We say that an element $u$ in a $C^{*}$-algebra is unitary if $u^{*} =u^{-1}$. Furthermore we assume $u$ is normal as well And because of that $$\sigma(u^{-1}) = \{ \lambda^{-1} : \lambda \in \sigma(u)\} = \{ \overline{\lambda} : \lambda \in \sigma(u) \}. $$
To me that inequality does not seem obvious, where does it come from?
Those equalities have nothing to do with normality.
In any case, the equality $u^*=u^{-1}$ implies that $u$ is normal, as any element commutes with its inverse by definition.
Note first that since $u$ is invertible we may assume $\lambda\ne0$.

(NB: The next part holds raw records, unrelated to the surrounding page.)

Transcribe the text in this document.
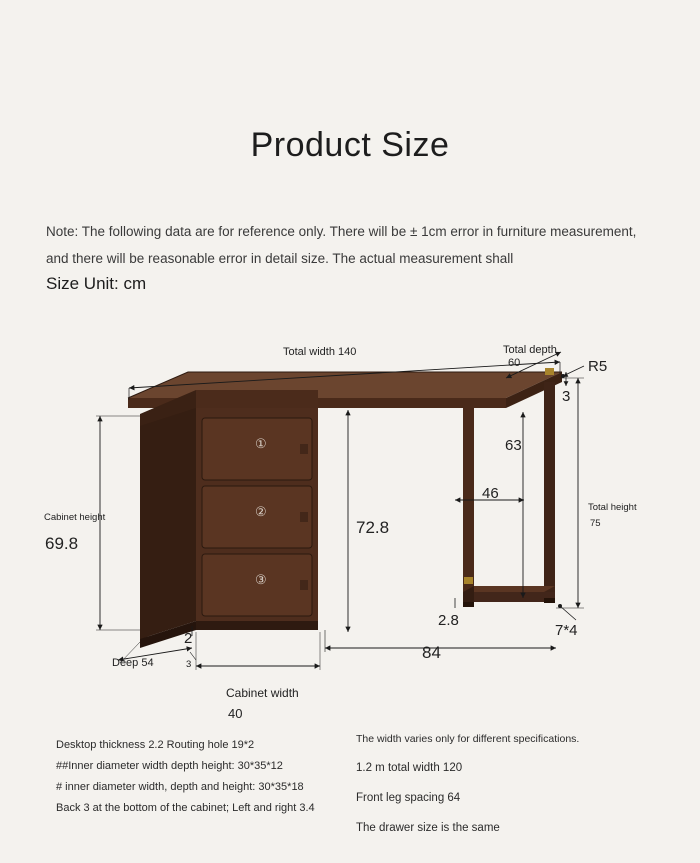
Product Size
Note: The following data are for reference only. There will be ± 1cm error in furniture measurement, and there will be reasonable error in detail size. The actual measurement shall
Size Unit: cm
Total width 140	Total depth
60	R5
3
63
46
Total height
75
Cabinet height
69.8
72.8
2.8
7*4
84
2
Deep 54	3
Cabinet width
40
①
②
③
Desktop thickness 2.2 Routing hole 19*2
##Inner diameter width depth height: 30*35*12
# inner diameter width, depth and height: 30*35*18
Back 3 at the bottom of the cabinet; Left and right 3.4
The width varies only for different specifications.
1.2 m total width 120
Front leg spacing 64
The drawer size is the same
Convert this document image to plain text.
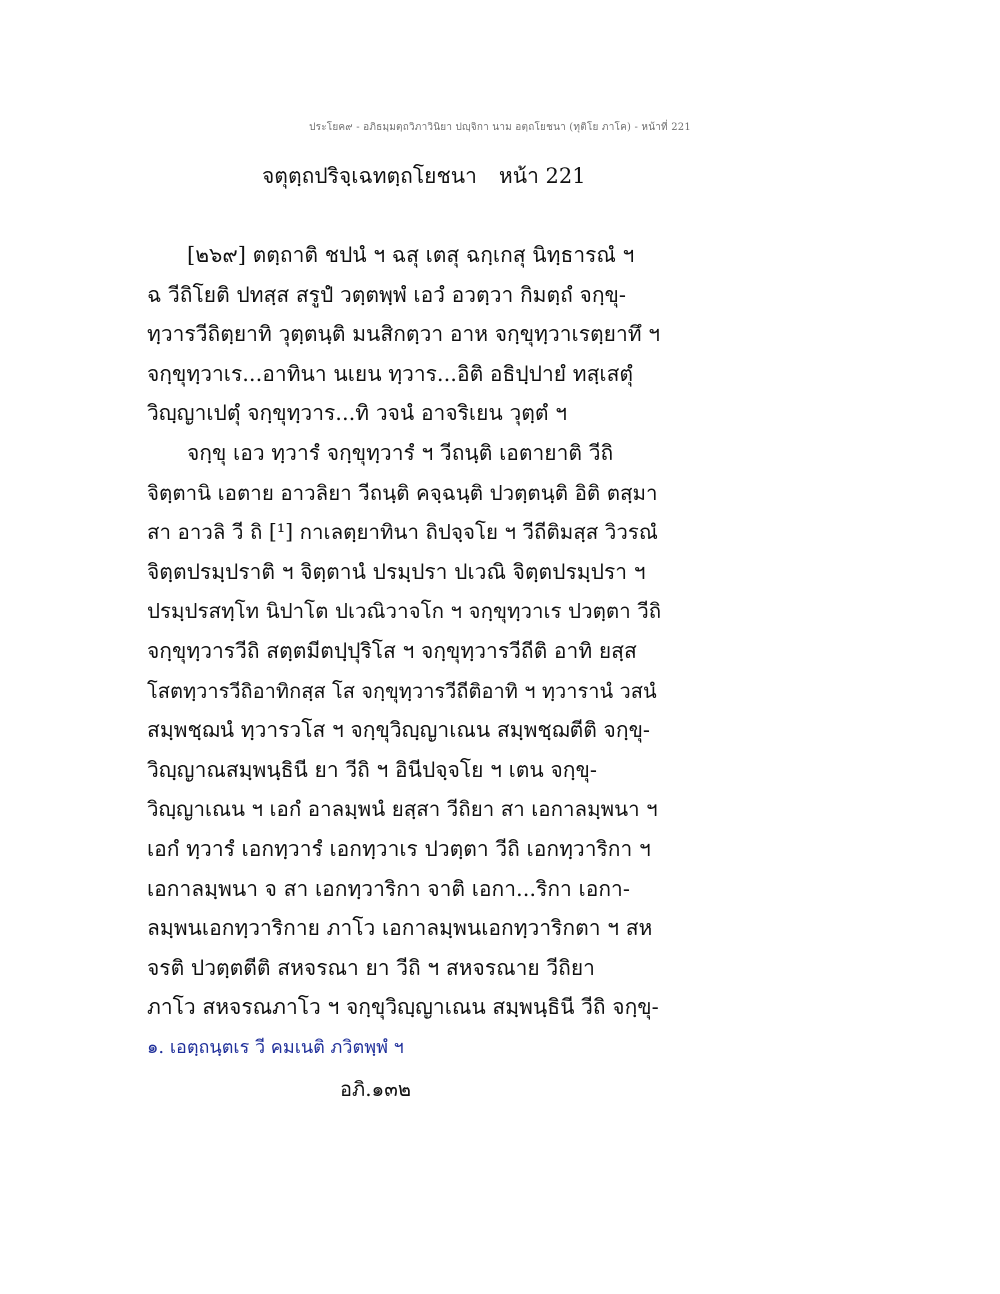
ประโยค๙ - อภิธมฺมตฺถวิภาวินิยา ปญฺจิกา นาม อตฺถโยชนา (ทุติโย ภาโค) - หน้าที่ 221
จตุตฺถปริจฺเฉทตฺถโยชนา หน้า 221
[๒๖๙] ตตฺถาติ ชปนํ ฯ ฉสุ เตสุ ฉกฺเกสุ นิทฺธารณํ ฯ
ฉ วีถิโยติ ปทสฺส สรูปํ วตฺตพฺพํ เอวํ อวตฺวา กิมตฺถํ จกฺขุ-
ทฺวารวีถิตฺยาทิ วุตฺตนฺติ มนสิกตฺวา อาห จกฺขุทฺวาเรตฺยาทึ ฯ
จกฺขุทฺวาเร...อาทินา นเยน ทฺวาร...อิติ อธิปฺปายํ ทสฺเสตุํ
วิญฺญาเปตุํ จกฺขุทฺวาร...ทิ วจนํ อาจริเยน วุตฺตํ ฯ
จกฺขุ เอว ทฺวารํ จกฺขุทฺวารํ ฯ วีถนฺติ เอตายาติ วีถิ
จิตฺตานิ เอตาย อาวลิยา วีถนฺติ คจฺฉนฺติ ปวตฺตนฺติ อิติ ตสฺมา
สา อาวลิ วี ถิ [¹] กาเลตฺยาทินา ถิปจฺจโย ฯ วีถีติมสฺส วิวรณํ
จิตฺตปรมฺปราติ ฯ จิตฺตานํ ปรมฺปรา ปเวณิ จิตฺตปรมฺปรา ฯ
ปรมฺปรสทฺโท นิปาโต ปเวณิวาจโก ฯ จกฺขุทฺวาเร ปวตฺตา วีถิ
จกฺขุทฺวารวีถิ สตฺตมีตปฺปุริโส ฯ จกฺขุทฺวารวีถีติ อาทิ ยสฺส
โสตทฺวารวีถิอาทิกสฺส โส จกฺขุทฺวารวีถีติอาทิ ฯ ทฺวารานํ วสนํ
สมฺพชฺฌนํ ทฺวารวโส ฯ จกฺขุวิญฺญาเณน สมฺพชฺฌตีติ จกฺขุ-
วิญฺญาณสมฺพนฺธินี ยา วีถิ ฯ อินีปจฺจโย ฯ เตน จกฺขุ-
วิญฺญาเณน ฯ เอกํ อาลมฺพนํ ยสฺสา วีถิยา สา เอกาลมฺพนา ฯ
เอกํ ทฺวารํ เอกทฺวารํ เอกทฺวาเร ปวตฺตา วีถิ เอกทฺวาริกา ฯ
เอกาลมฺพนา จ สา เอกทฺวาริกา จาติ เอกา...ริกา เอกา-
ลมฺพนเอกทฺวาริกาย ภาโว เอกาลมฺพนเอกทฺวาริกตา ฯ สห
จรติ ปวตฺตตีติ สหจรณา ยา วีถิ ฯ สหจรณาย วีถิยา
ภาโว สหจรณภาโว ฯ จกฺขุวิญฺญาเณน สมฺพนฺธินี วีถิ จกฺขุ-
๑. เอตฺถนฺตเร วี คมเนติ ภวิตพฺพํ ฯ
อภิ.๑๓๒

The equality $$ (u-\lambda) ^{-1}=-u^{-1}\lambda^{-1}\,(u^{-1}-\lambda^{-1})$$ shows that $$\sigma(u^{-1}) =\{\lambda^{-1}:\ \lambda\in\sigma (u) \}. $$ Similarly, the equality $$(u^*-\overline\lambda) ^{-1}=[(u-\lambda)^{-1}]^*$$ implies $$\sigma(u^{*}) =\{\overline\lambda:\ \lambda\in\sigma (u) \}. $$